Uma análise não apaixonada do estilo de vida dos gurus ocidentais neo-advaitas.
“Você
não é uma pessoa”, “ Não há nada acontecendo!”, “ É tudo uma grande brincadeira”,
“ Não há ninguém aí” são algumas das frases feitas repetidas à exaustão por
qualquer estudante noviço da filosofia hindu conhecida como Advaita-Vedanta. Advaita significa “não-dual”. É a compreensão
profunda de que, em última instância, tudo é UM pois em essência tudo é Deus, Brahman
( aham brahmasmi). Esse despertar
profundo para a natureza essencial das coisas surge com a chamada Iluminação
espiritual e reflete a visão avançada de grandes mestres espirituais do Oriente
e Ocidente. Mas, quando indivíduos repetem
essas frases superficialmente sem a devida realização interior, elas além de superficiais, são perigosas. Quem está de posse de um grande poder, mas
não sabe como usá-lo, pode causar grandes danos a si mesmo e às pessoas ao seu
redor. Esse é o caso da filosofia Advaita-Vedanta quando usada por indivíduos
inteligentes e hábeis oradores, mas sem a devida maturidade espiritual.

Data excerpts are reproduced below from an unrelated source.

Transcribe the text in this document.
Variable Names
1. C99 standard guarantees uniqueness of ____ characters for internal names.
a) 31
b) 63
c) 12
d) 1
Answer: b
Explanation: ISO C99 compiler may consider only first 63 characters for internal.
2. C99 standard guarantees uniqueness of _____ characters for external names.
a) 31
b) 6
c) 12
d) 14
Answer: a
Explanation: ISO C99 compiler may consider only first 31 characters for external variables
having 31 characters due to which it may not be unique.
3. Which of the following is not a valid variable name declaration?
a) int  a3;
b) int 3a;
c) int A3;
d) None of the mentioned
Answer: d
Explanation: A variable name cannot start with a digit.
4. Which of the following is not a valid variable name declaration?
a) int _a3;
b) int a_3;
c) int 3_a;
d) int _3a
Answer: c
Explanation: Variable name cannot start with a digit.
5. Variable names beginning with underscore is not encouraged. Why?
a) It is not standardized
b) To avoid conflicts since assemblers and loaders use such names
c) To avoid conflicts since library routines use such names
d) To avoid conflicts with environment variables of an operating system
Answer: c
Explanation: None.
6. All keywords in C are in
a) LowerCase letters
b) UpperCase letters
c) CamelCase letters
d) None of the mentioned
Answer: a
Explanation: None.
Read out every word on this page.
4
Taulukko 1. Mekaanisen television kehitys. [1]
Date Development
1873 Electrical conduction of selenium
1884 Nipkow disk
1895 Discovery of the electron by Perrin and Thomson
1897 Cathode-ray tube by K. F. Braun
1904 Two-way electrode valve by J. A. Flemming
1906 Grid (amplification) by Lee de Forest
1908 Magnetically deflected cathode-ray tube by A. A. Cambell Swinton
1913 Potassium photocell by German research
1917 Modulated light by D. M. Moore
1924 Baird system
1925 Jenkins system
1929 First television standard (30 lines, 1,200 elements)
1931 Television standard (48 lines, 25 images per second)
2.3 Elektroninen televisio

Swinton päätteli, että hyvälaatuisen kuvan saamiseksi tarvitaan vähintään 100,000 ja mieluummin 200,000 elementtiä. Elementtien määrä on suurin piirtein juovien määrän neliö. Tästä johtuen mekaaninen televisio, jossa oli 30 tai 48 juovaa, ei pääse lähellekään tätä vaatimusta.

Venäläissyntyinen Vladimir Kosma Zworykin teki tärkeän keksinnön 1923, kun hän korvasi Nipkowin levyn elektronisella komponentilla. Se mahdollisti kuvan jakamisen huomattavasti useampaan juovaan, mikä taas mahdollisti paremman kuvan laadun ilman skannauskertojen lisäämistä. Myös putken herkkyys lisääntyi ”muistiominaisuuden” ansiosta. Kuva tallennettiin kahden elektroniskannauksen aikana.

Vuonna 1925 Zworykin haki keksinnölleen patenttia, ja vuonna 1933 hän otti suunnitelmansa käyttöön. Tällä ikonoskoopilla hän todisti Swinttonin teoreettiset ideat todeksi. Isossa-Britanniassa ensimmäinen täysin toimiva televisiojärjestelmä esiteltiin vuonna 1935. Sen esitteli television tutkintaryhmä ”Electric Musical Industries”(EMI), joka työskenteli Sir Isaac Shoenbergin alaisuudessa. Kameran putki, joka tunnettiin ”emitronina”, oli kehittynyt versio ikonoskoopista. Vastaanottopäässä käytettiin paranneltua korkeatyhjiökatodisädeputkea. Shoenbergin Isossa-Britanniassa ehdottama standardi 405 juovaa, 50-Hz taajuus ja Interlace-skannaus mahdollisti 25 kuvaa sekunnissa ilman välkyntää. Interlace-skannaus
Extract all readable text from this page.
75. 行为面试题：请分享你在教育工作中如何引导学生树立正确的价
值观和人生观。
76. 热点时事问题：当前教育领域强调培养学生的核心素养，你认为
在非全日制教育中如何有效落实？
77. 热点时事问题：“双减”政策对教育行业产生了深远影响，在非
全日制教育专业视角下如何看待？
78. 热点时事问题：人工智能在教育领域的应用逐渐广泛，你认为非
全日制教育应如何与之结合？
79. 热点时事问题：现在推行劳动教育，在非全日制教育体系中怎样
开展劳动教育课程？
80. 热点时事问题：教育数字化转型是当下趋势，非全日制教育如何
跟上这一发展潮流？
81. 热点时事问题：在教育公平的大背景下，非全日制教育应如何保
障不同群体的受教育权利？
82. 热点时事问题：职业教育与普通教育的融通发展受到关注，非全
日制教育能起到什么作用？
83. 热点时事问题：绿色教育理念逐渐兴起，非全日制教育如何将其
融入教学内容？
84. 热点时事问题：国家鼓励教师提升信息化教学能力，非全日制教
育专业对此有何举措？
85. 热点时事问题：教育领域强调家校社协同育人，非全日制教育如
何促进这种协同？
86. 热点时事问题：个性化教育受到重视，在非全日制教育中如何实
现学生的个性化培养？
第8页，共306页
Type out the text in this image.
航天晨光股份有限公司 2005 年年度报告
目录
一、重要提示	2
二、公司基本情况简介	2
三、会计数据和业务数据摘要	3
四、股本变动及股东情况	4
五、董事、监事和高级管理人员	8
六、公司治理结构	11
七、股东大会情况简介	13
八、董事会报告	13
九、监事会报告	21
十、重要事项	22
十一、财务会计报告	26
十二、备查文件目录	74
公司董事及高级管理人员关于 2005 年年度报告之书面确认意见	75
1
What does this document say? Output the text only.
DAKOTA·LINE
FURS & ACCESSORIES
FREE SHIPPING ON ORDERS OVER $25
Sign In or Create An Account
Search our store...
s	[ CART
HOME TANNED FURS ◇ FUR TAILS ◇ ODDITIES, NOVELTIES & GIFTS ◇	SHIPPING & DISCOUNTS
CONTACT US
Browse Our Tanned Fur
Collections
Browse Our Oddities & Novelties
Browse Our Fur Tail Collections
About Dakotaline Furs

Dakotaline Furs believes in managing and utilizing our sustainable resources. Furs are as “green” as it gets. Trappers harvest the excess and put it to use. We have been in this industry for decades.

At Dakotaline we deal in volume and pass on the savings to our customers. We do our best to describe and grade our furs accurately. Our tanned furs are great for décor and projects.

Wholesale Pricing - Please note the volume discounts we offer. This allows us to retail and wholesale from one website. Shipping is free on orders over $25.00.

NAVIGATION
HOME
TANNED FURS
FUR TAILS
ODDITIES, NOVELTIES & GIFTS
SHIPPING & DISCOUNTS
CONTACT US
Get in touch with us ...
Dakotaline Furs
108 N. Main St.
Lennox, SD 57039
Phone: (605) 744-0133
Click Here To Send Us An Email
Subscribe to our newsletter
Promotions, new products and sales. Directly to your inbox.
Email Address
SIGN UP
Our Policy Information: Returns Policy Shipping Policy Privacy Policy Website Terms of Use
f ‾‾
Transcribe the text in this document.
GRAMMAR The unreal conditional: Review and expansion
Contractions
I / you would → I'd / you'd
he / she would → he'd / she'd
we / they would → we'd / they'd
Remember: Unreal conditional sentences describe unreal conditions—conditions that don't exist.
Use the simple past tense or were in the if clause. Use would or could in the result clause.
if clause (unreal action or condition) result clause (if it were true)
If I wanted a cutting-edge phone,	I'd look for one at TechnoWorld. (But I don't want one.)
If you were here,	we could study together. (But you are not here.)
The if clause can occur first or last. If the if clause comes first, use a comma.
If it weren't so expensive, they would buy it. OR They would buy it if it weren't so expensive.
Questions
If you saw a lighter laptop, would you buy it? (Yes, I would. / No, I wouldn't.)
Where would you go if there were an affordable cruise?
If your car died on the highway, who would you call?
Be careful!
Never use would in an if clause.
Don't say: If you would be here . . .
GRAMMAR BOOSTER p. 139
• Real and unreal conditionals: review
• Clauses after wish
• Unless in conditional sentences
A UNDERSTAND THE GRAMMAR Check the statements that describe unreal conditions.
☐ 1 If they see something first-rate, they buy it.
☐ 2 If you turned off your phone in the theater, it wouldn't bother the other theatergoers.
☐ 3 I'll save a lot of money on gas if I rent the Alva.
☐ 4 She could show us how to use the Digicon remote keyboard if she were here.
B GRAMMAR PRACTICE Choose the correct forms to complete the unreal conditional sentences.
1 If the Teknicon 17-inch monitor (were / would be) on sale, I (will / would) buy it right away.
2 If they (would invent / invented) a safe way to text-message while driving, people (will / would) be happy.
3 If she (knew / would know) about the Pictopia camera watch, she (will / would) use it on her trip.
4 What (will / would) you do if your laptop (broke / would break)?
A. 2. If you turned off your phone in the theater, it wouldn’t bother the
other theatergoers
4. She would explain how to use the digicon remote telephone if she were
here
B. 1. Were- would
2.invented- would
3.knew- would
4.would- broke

O auto-proclamado guru advaita pode ser um sujeito
perigoso e espiritualmente imaturo. Perigoso porque se utiliza de uma filosofia espiritual profunda e milenar para manipular as pessoas. E imaturo pelas mesmas razões. Ele se
aproveita da ingenuidade das pessoas, de suas fragilidades emocionais e
espirituais e da falta de conhecimento desses, para vender a imagem de um sábio
com profunda realização espiritual. Todavia, dificilmente alguém irá culpá-lo por não honrar o que prega, uma vez que o
que prega não passa de palavras, chavões e frases de efeito- muitas vezes sem
sentido ou lógica. Ao pregar que a lógica, o sentido e a coerência
pertencem à mente, ele abre um precedente perigoso. Assim, toda vez que alguém tentar criticar suas atitudes usando a mente lógica analítica, ele dirá: vá além da mente, vá além da lógica, isso
é o ego. E, consequentemente, ele estará livre para fazer o que quiser, como quiser, com quem quiser e quando quiser.
Os
últimos fatos, relatos e acusações envolvendo o guru
advaita jamaicano conhecido como Mooji poderiam ser perfeitamente explicados por essa descrição
acima. Mas, calma, antes de sair por aí condenando-o é bom fazer uma análise de
seus ensinamentos e se estes não corroboram ou até legalizam um tipo de
comportamento aético e sem limites. Há rumores diversos desde lavagem
cerebral à exploração financeira e comportamento sexual "inapropriado" para um
mestre espiritual. Mas, veja bem, alguma mulher o denunciou por abuso sexual?
Existe algum processo contra ele por pedofilia, estupro ou assédio sexual?
Provavelmente não e sabe por quê? Porque tudo que ele tá fazendo - caso sejam verdades as acusações- pode até ser imoral, vergonhoso e socialmente condenável mas não é ilegal. Os limites do permitido ou não permitido são muito vagos. Além disso, ninguém sabe exatamente o que aconteceu e nem como aconteceu.
Até
agora não tive conhecimento de nenhuma acusação formal contra Mooji. O que veio
a público é que ele adora as mulheres novinhas e que seu relacionamento com
elas não parece ser muito adequado para os padrões morais mais conservadores de espiritualidade. Mooji, apesar de se dizer
da linhagem espiritual direta do grande mestre Ramana -que era um sanyasyn- está muito mais para discípulo
do ex-guru Osho - o Rajneesh-conhecido
por sua filosofia hedonista e libertária de defesa do sexo livre e do prazer como forma de se alcançar o despertar espiritual. O problema não está, a meu ver, no comportamento em si, mas na manipulação e uso pessoal de verdades espirituais profundas que estão sendo virtuadas para satisfazer os desejos pessoais do guru. O que é deveras perigoso e controverso. Não sou contra o sexo. Mas o uso do poder espiritual para ganhos pessoais me parece não ser um comportamento correto e digno de um mestre.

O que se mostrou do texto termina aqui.